Fabian mendekat ke Sera, ia pun mencoba memeluk Sera untuk menenangkan hati perempuan itu.
"Ser, aku tahu kamu marah dan kecewa dengan kematian mama kamu, tapi semua sudah berlalu dan ikhlaskan."
"Nggak bisa, Fab. Aku belum lega, kalau belum tahu kenyataannya. Karena kamu nggak ngerasain diposisi aku, bahkan aku belum sempat melihat wajah mama terakhir kalinya!" Sera pun mengepalkan kedua tangannya, ia merasa hatinya sangat membara.
"Ser, aku tahu hati sedang panas. Sebaiknya, kamu berwudhu, agar setan tak merasukimu."
Fabian pun melepaskan pelukannya dari Sera.

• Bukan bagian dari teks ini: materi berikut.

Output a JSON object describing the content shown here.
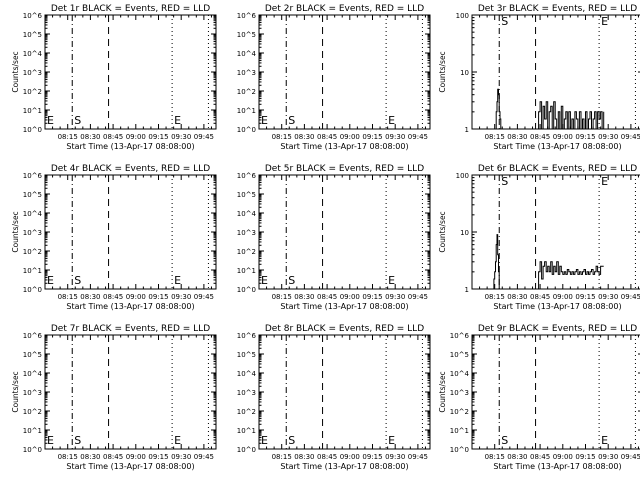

"Kamu benar, Fab. Aku jadi ingat dengan mama, dia adalah wanita terbaik sebagai guru pertama kali mengajarkanku ilmu agama, tapi aku tetap saja bandel. Aku kangen mama, Fab."
Sera pun tersenyum menatap langit, ia berharap agar ada satu bintang paling terang. Dia adalah mamanya.
***
"Tak ada yang lebih bijak, selain kesabaran dan keikhlasan. Insyaallah, Allah akan memberikan kebaikan di dunia dan akhirat."